I’m not so sure, however, that a God meme in isolation would have been so successful. Rather, the key to its success was the formation of memeplexes. Indeed, the God meme existing as it does in close cooperation with carrot-and-stick memes such as prayer, sin, heaven, hell, 70 virgins after martyrdom etc. becomes very powerful indeed. Religion in one form or another holds sway over the vast majority of the world’s population, and this in spite of the fact that many of our most pressing questions about the world around us have been adequately answered by science. Ah…but then again there’s the death thing that still hangs over us. Moreover, no memeplex has ever arisen that is better suited to mass behavior manipulation than religion. Indeed, the vast majority of the unwashed masses as well as a good proportion of the penny loafer crowd live their lives according to the dictates of one religion or another. Christianity, arguably the most successful of them all, is so powerful that it continues to hold its own against such scientific certainties such as evolution and the geological age of the earth. Sadly, most of the world’s wars throughout history have been prosecuted under the banner of one God meme or another. One memeplex, to pick on Christianity again, is today condemning millions of its followers to exposure to HIV/AIDS and its devastating socio-economic consequences by forbidding the use of condoms.

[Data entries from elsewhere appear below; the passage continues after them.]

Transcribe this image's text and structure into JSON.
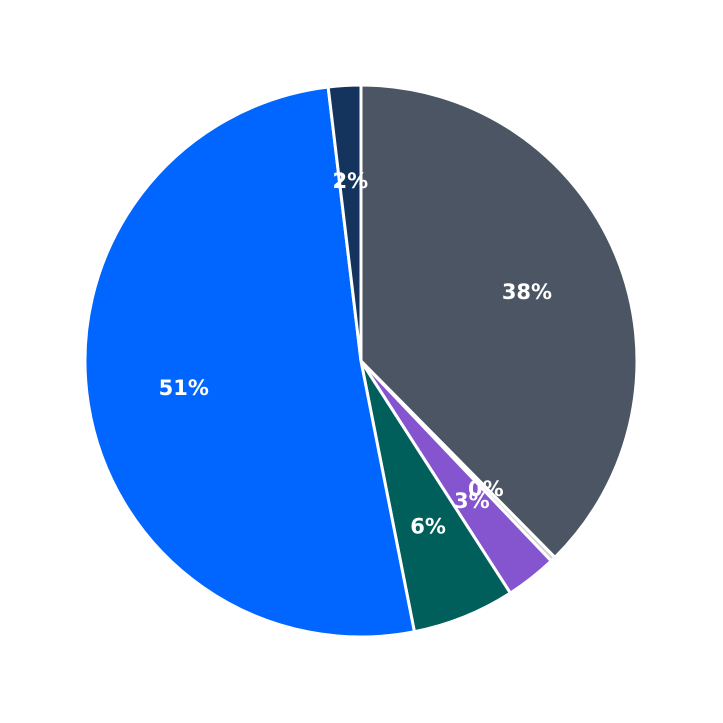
{
  "chart_data": {
    "type": "pie",
    "values": [
      37.6,
      0.3,
      3.0,
      6.0,
      51.2,
      1.9
    ],
    "value_labels": [
      "38%",
      "0%",
      "3%",
      "6%",
      "51%",
      "2%"
    ],
    "colors": [
      "#4b5563",
      "#d1d5db",
      "#8455cf",
      "#005f5a",
      "#0066ff",
      "#14345e"
    ]
  }
}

How much life does the God meme have left in it? Probably quite a bit. In fact it surprises me very much (and it shouldn’t I know) how viable the God meme is in this, the 21st century. Carl Sagan put it this way: “I worry that, especially as the Millennium edges nearer, pseudoscience and superstition will seem year by year more tempting, the siren song of unreason more sonorous and attractive. Where have we heard it before? Whenever our ethnic or national prejudices are aroused, in times of scarcity, during challenges to national self-esteem or nerve, when we agonize about our diminished cosmic place and purpose, or when fanaticism is bubbling up around us-then, habits of thought familiar from ages past reach for the controls. The candle flame gutters. Its little pool of light trembles. Darkness gathers. The demons begin to stir.” [Carl Sagan, The Demon-Haunted World: Science As a Candle in the Dark]
Joseph Froncioni
Somehow I didn't read this posting before. I'm familiar with the idea of memes but had forgotten how they might relate to my work with socio-cultural aspects of learning. Thanks for brining me back to this idea. I'll let you know how I use it to help explain the collaborative learning environments I've been examining.